Ozark Fishing
By Joshua Heston
Constants of Ozark culture remain. A dedicated commitment to making do. General suspicion of outsiders (this is yet a land where blood ties run thicker than most anything else).
Oh, and people fish.
These mountains are criss-crossed by too many streams to count. Fish have always been plentiful — a ready source of food and laid-back mountain recreation (a hard combination to beat indeed)!
Fishing brought visitors as well and hillfolk pioneered the now-venerable float trips down the White River. Southwest Missouri became an epicenter of such float trips. Jim Owen would even make a name for himself — and for the region — as he brought in celebrity after celebrity during the 1930s to fish the untamed White River.
As the Army Corps of Engineers dammed the rivers and created ocean-like reservoirs, fishing-as-tourism proliferated.
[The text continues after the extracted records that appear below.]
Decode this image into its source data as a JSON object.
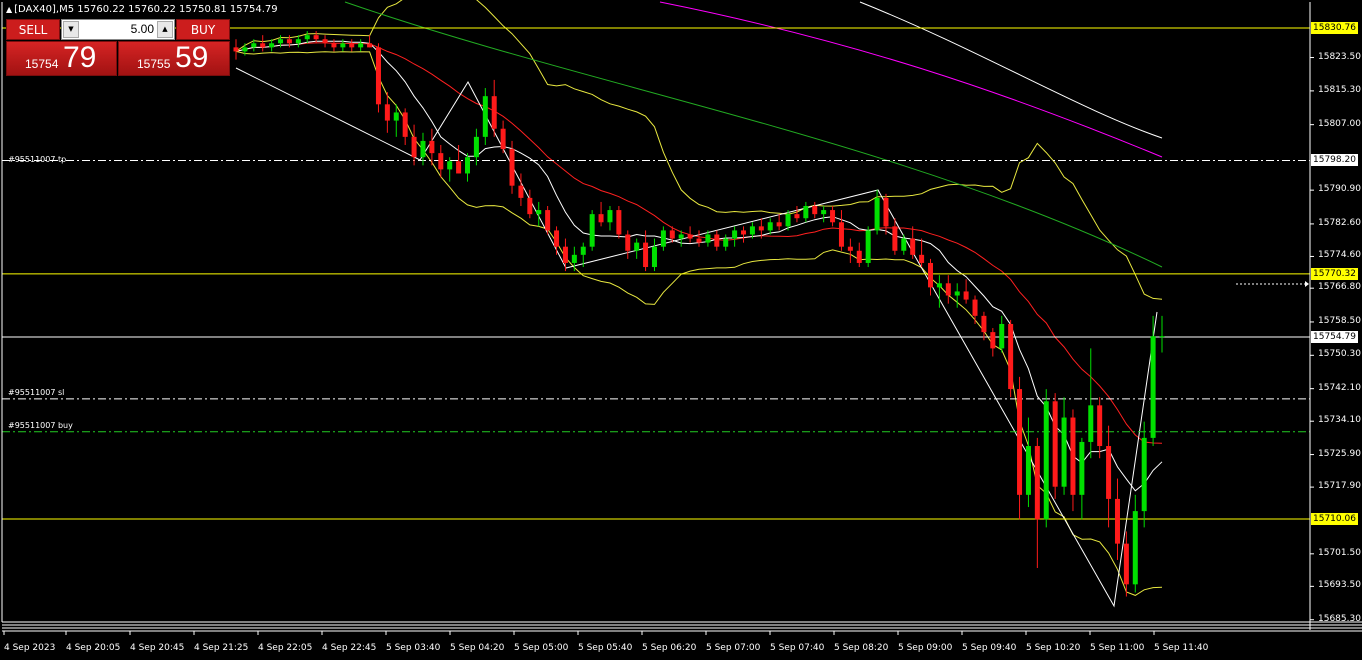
{
  "chart_title": "[DAX40],M5  15760.22 15760.22 15750.81 15754.79",
  "trade_panel": {
    "sell_label": "SELL",
    "buy_label": "BUY",
    "lot_value": "5.00",
    "bid_small": "15754",
    "bid_big": "79",
    "ask_small": "15755",
    "ask_big": "59"
  },
  "order_labels": {
    "tp": "#95511007 tp",
    "sl": "#95511007 sl",
    "buy": "#95511007 buy"
  },
  "price_tags": [
    {
      "price": 15830.76,
      "text": "15830.76",
      "style": "yellow"
    },
    {
      "price": 15798.2,
      "text": "15798.20",
      "style": "white"
    },
    {
      "price": 15770.32,
      "text": "15770.32",
      "style": "yellow"
    },
    {
      "price": 15754.79,
      "text": "15754.79",
      "style": "white"
    },
    {
      "price": 15710.06,
      "text": "15710.06",
      "style": "yellow"
    }
  ],
  "colors": {
    "background": "#000000",
    "bull": "#00e000",
    "bear": "#ff1a1a",
    "hline": "#ffff00",
    "ma_red": "#ff2020",
    "ma_green": "#22aa22",
    "ma_magenta": "#ff00ff",
    "ma_white": "#ffffff",
    "bands": "#e8e840"
  },
  "chart_data": {
    "type": "candlestick",
    "symbol": "[DAX40]",
    "timeframe": "M5",
    "y_ticks": [
      "15823.50",
      "15815.30",
      "15807.00",
      "15790.90",
      "15782.60",
      "15774.60",
      "15766.80",
      "15758.50",
      "15750.30",
      "15742.10",
      "15734.10",
      "15725.90",
      "15717.90",
      "15701.50",
      "15693.50",
      "15685.30"
    ],
    "x_ticks": [
      "4 Sep 2023",
      "4 Sep 20:05",
      "4 Sep 20:45",
      "4 Sep 21:25",
      "4 Sep 22:05",
      "4 Sep 22:45",
      "5 Sep 03:40",
      "5 Sep 04:20",
      "5 Sep 05:00",
      "5 Sep 05:40",
      "5 Sep 06:20",
      "5 Sep 07:00",
      "5 Sep 07:40",
      "5 Sep 08:20",
      "5 Sep 09:00",
      "5 Sep 09:40",
      "5 Sep 10:20",
      "5 Sep 11:00",
      "5 Sep 11:40"
    ],
    "horizontal_lines": [
      15830.76,
      15770.32,
      15754.79,
      15710.06
    ],
    "order_lines": {
      "tp": 15798.2,
      "sl": 15739.6,
      "buy": 15731.5
    },
    "ylim": [
      15682,
      15837
    ],
    "ohlc": [
      [
        15826,
        15828,
        15823,
        15825
      ],
      [
        15825,
        15827,
        15824,
        15826
      ],
      [
        15826,
        15828,
        15825,
        15827
      ],
      [
        15827,
        15829,
        15825,
        15826
      ],
      [
        15826,
        15828,
        15825,
        15827
      ],
      [
        15827,
        15829,
        15826,
        15828
      ],
      [
        15828,
        15829,
        15826,
        15827
      ],
      [
        15827,
        15829,
        15826,
        15828
      ],
      [
        15828,
        15830,
        15827,
        15829
      ],
      [
        15829,
        15830,
        15827,
        15828
      ],
      [
        15828,
        15829,
        15826,
        15827
      ],
      [
        15827,
        15828,
        15825,
        15826
      ],
      [
        15826,
        15828,
        15825,
        15827
      ],
      [
        15827,
        15828,
        15825,
        15826
      ],
      [
        15826,
        15828,
        15825,
        15827
      ],
      [
        15827,
        15829,
        15826,
        15826
      ],
      [
        15826,
        15827,
        15810,
        15812
      ],
      [
        15812,
        15815,
        15805,
        15808
      ],
      [
        15808,
        15812,
        15804,
        15810
      ],
      [
        15810,
        15811,
        15802,
        15804
      ],
      [
        15804,
        15807,
        15797,
        15799
      ],
      [
        15799,
        15805,
        15797,
        15803
      ],
      [
        15803,
        15806,
        15797,
        15800
      ],
      [
        15800,
        15802,
        15794,
        15796
      ],
      [
        15796,
        15799,
        15793,
        15798
      ],
      [
        15798,
        15802,
        15795,
        15795
      ],
      [
        15795,
        15800,
        15793,
        15799
      ],
      [
        15799,
        15806,
        15797,
        15804
      ],
      [
        15804,
        15816,
        15802,
        15814
      ],
      [
        15814,
        15818,
        15804,
        15806
      ],
      [
        15806,
        15808,
        15800,
        15801
      ],
      [
        15801,
        15803,
        15790,
        15792
      ],
      [
        15792,
        15795,
        15787,
        15789
      ],
      [
        15789,
        15791,
        15784,
        15785
      ],
      [
        15785,
        15788,
        15782,
        15786
      ],
      [
        15786,
        15787,
        15780,
        15781
      ],
      [
        15781,
        15782,
        15775,
        15777
      ],
      [
        15777,
        15779,
        15771,
        15773
      ],
      [
        15773,
        15777,
        15771,
        15775
      ],
      [
        15775,
        15778,
        15772,
        15777
      ],
      [
        15777,
        15786,
        15776,
        15785
      ],
      [
        15785,
        15788,
        15782,
        15783
      ],
      [
        15783,
        15787,
        15781,
        15786
      ],
      [
        15786,
        15787,
        15779,
        15780
      ],
      [
        15780,
        15781,
        15774,
        15776
      ],
      [
        15776,
        15779,
        15774,
        15778
      ],
      [
        15778,
        15781,
        15771,
        15772
      ],
      [
        15772,
        15779,
        15771,
        15777
      ],
      [
        15777,
        15782,
        15776,
        15781
      ],
      [
        15781,
        15782,
        15778,
        15779
      ],
      [
        15779,
        15781,
        15777,
        15780
      ],
      [
        15780,
        15782,
        15778,
        15779
      ],
      [
        15779,
        15781,
        15777,
        15778
      ],
      [
        15778,
        15781,
        15777,
        15780
      ],
      [
        15780,
        15781,
        15776,
        15777
      ],
      [
        15777,
        15780,
        15776,
        15779
      ],
      [
        15779,
        15782,
        15777,
        15781
      ],
      [
        15781,
        15782,
        15778,
        15780
      ],
      [
        15780,
        15783,
        15779,
        15782
      ],
      [
        15782,
        15784,
        15779,
        15781
      ],
      [
        15781,
        15784,
        15780,
        15783
      ],
      [
        15783,
        15785,
        15781,
        15782
      ],
      [
        15782,
        15786,
        15781,
        15785
      ],
      [
        15785,
        15787,
        15783,
        15784
      ],
      [
        15784,
        15788,
        15783,
        15787
      ],
      [
        15787,
        15788,
        15784,
        15785
      ],
      [
        15785,
        15787,
        15783,
        15786
      ],
      [
        15786,
        15787,
        15782,
        15783
      ],
      [
        15783,
        15786,
        15776,
        15777
      ],
      [
        15777,
        15779,
        15773,
        15776
      ],
      [
        15776,
        15778,
        15772,
        15773
      ],
      [
        15773,
        15782,
        15772,
        15781
      ],
      [
        15781,
        15791,
        15780,
        15789
      ],
      [
        15789,
        15790,
        15780,
        15782
      ],
      [
        15782,
        15784,
        15775,
        15776
      ],
      [
        15776,
        15780,
        15775,
        15779
      ],
      [
        15779,
        15782,
        15774,
        15775
      ],
      [
        15775,
        15779,
        15772,
        15773
      ],
      [
        15773,
        15774,
        15765,
        15767
      ],
      [
        15767,
        15770,
        15762,
        15768
      ],
      [
        15768,
        15770,
        15763,
        15765
      ],
      [
        15765,
        15768,
        15762,
        15766
      ],
      [
        15766,
        15769,
        15763,
        15764
      ],
      [
        15764,
        15765,
        15758,
        15760
      ],
      [
        15760,
        15761,
        15754,
        15756
      ],
      [
        15756,
        15757,
        15750,
        15752
      ],
      [
        15752,
        15760,
        15751,
        15758
      ],
      [
        15758,
        15759,
        15740,
        15742
      ],
      [
        15742,
        15745,
        15710,
        15716
      ],
      [
        15716,
        15735,
        15713,
        15728
      ],
      [
        15728,
        15730,
        15698,
        15710
      ],
      [
        15710,
        15742,
        15708,
        15739
      ],
      [
        15739,
        15741,
        15715,
        15718
      ],
      [
        15718,
        15740,
        15716,
        15735
      ],
      [
        15735,
        15737,
        15712,
        15716
      ],
      [
        15716,
        15730,
        15710,
        15729
      ],
      [
        15729,
        15752,
        15725,
        15738
      ],
      [
        15738,
        15740,
        15725,
        15728
      ],
      [
        15728,
        15733,
        15708,
        15715
      ],
      [
        15715,
        15720,
        15700,
        15704
      ],
      [
        15704,
        15707,
        15691,
        15694
      ],
      [
        15694,
        15716,
        15692,
        15712
      ],
      [
        15712,
        15734,
        15708,
        15730
      ],
      [
        15730,
        15760,
        15728,
        15755
      ],
      [
        15755,
        15760,
        15751,
        15755
      ]
    ]
  }
}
Today, the iconic image of a hillbilly resting on a riverbank with cane pole in hand may be gone. But fishing in the Ozarks is big business. Gleaming bass boats costing tens of thousands of dollars ply the spacious waters of Table Rock, Bull Shoals, and Lake of the Ozarks. Thousands travel to the Ozarks simply to drop a line into the lakes... and while here — beginning in 1959 — they began attending music shows in the evenings.
Fishing. Entertainment. Tourism. Just good old boys making a good living off the visitors. No longer just a decent idea. Now, it is a way of life.
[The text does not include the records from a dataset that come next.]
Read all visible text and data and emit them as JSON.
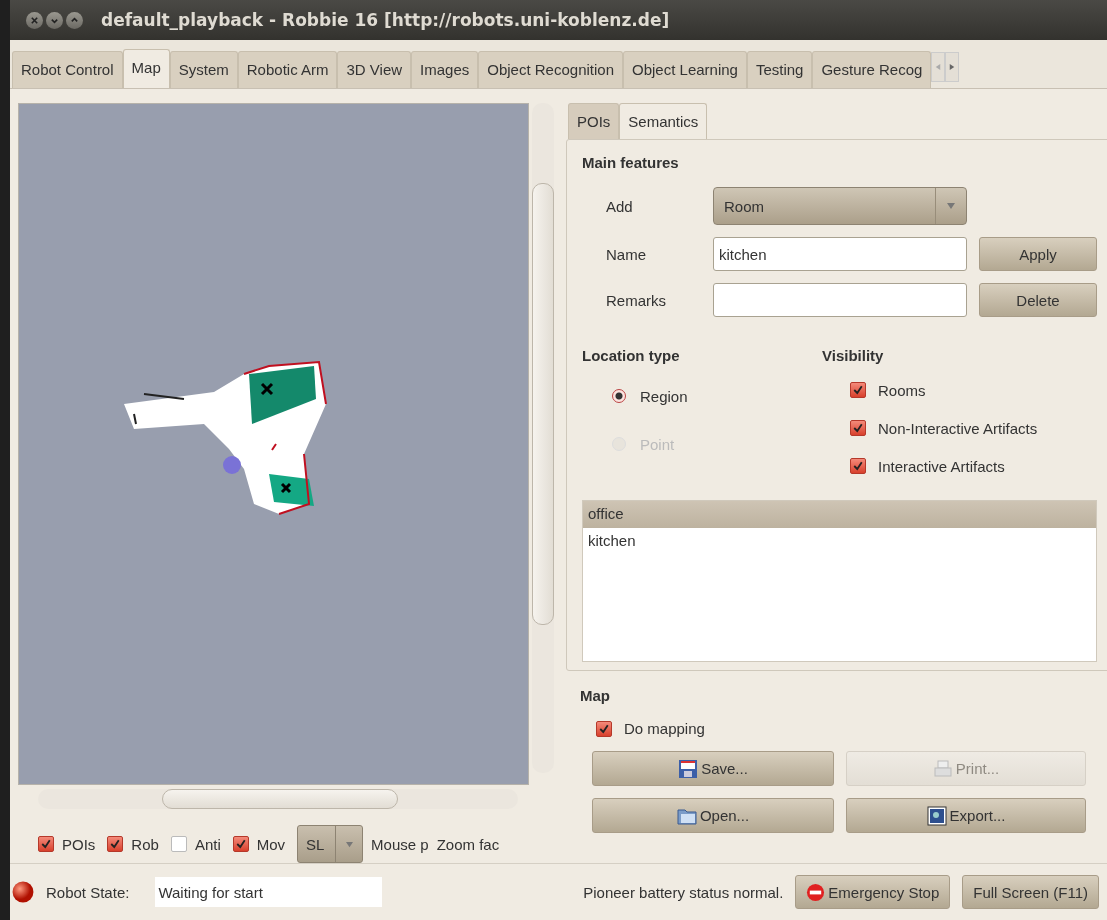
{
  "window": {
    "title": "default_playback - Robbie 16 [http://robots.uni-koblenz.de]"
  },
  "tabs": [
    {
      "label": "Robot Control",
      "selected": false
    },
    {
      "label": "Map",
      "selected": true
    },
    {
      "label": "System",
      "selected": false
    },
    {
      "label": "Robotic Arm",
      "selected": false
    },
    {
      "label": "3D View",
      "selected": false
    },
    {
      "label": "Images",
      "selected": false
    },
    {
      "label": "Object Recognition",
      "selected": false
    },
    {
      "label": "Object Learning",
      "selected": false
    },
    {
      "label": "Testing",
      "selected": false
    },
    {
      "label": "Gesture Recog",
      "selected": false
    }
  ],
  "map_options": {
    "checkboxes": [
      {
        "label": "POIs",
        "checked": true
      },
      {
        "label": "Rob",
        "checked": true
      },
      {
        "label": "Anti",
        "checked": false
      },
      {
        "label": "Mov",
        "checked": true
      }
    ],
    "mode_dropdown": {
      "value": "SL"
    },
    "mouse_label": "Mouse p",
    "zoom_label": "Zoom fac"
  },
  "side_tabs": [
    {
      "label": "POIs",
      "selected": false
    },
    {
      "label": "Semantics",
      "selected": true
    }
  ],
  "main_features": {
    "title": "Main features",
    "add_label": "Add",
    "add_value": "Room",
    "name_label": "Name",
    "name_value": "kitchen",
    "remarks_label": "Remarks",
    "apply_button": "Apply",
    "delete_button": "Delete"
  },
  "location_type": {
    "title": "Location type",
    "options": [
      {
        "label": "Region",
        "selected": true,
        "disabled": false
      },
      {
        "label": "Point",
        "selected": false,
        "disabled": true
      }
    ]
  },
  "visibility": {
    "title": "Visibility",
    "items": [
      {
        "label": "Rooms",
        "checked": true
      },
      {
        "label": "Non-Interactive Artifacts",
        "checked": true
      },
      {
        "label": "Interactive Artifacts",
        "checked": true
      }
    ]
  },
  "feature_list": [
    {
      "label": "office",
      "selected": true
    },
    {
      "label": "kitchen",
      "selected": false
    }
  ],
  "map_section": {
    "title": "Map",
    "do_mapping": {
      "label": "Do mapping",
      "checked": true
    },
    "buttons": [
      {
        "label": "Save...",
        "kind": "save",
        "disabled": false
      },
      {
        "label": "Print...",
        "kind": "print",
        "disabled": true
      },
      {
        "label": "Open...",
        "kind": "open",
        "disabled": false
      },
      {
        "label": "Export...",
        "kind": "export",
        "disabled": false
      }
    ]
  },
  "status_bar": {
    "state_label": "Robot State:",
    "state_value": "Waiting for start",
    "battery_message": "Pioneer battery status normal.",
    "emergency_button": "Emergency Stop",
    "fullscreen_button": "Full Screen (F11)"
  }
}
And it all started with fish.
From Eula Mae Stratton:
“My father’s people settled on Little Sac and usually had fish once a week. However, when crops were laid by or work at the coal pit was light, the boys and their father would take out early for Big Sac and usually return with a big catch. That night the family enjoyed a fish fry... just bread and fish and a quart of dill pickles. When everyone was satisfied, the leftover fish was placed in a quart size stone jar, along with some of the fryin’s and a clean cloth tied over the top. The jar was then put into a tin bucket that was about half-full of cold water, and lowered into the well to keep from ‘spilin’.”
—page 23, Ozarks Cookery: A Collection of Pioneer Recipes, by Eula May Stratton
Float Trips
“Jim Owen owner of the Owen Boat Line out of Branson, Missouri, is probably most responsible for publicizing and popularizing float fishing on the upper White River. Starting in the ’30s, Owen ran floats almost daily on the James, upper White, Kings and Buffalo Rivers. Floats could start near Galena on the James or Eagle Rock, Shell Knob or Radical (at Hwy. 13) on the White.”
—pages 15, 16, The History of Fishing Table Rock Lake, by Tom Koob
Plate 1. Table Rock Lake beneath a summer-like sky complete with towering cumulous clouds. May 27, 2010.
Plate 2. George Kieffer’s art idealizes the Ozarks in blues and greens and yet the piece is still punctuated by his trademark autumn colors. September 30, 2006.
Plate 3. The Bourbeuse River in the Upper Missouri Ozarks holds uncountable memories of fishing and gigging parties. February 26, 2010.
Plate 4. The Current River of Shannon County, Missouri, is magical in a flourishing spring season. April 8, 2010.
Plate 5. Bull Shoals Lake simmers as the Dog Days of Summer near. Even the lakeside oaks take on a different appearance as the thermometer climbs to 100°F. July 11, 2009.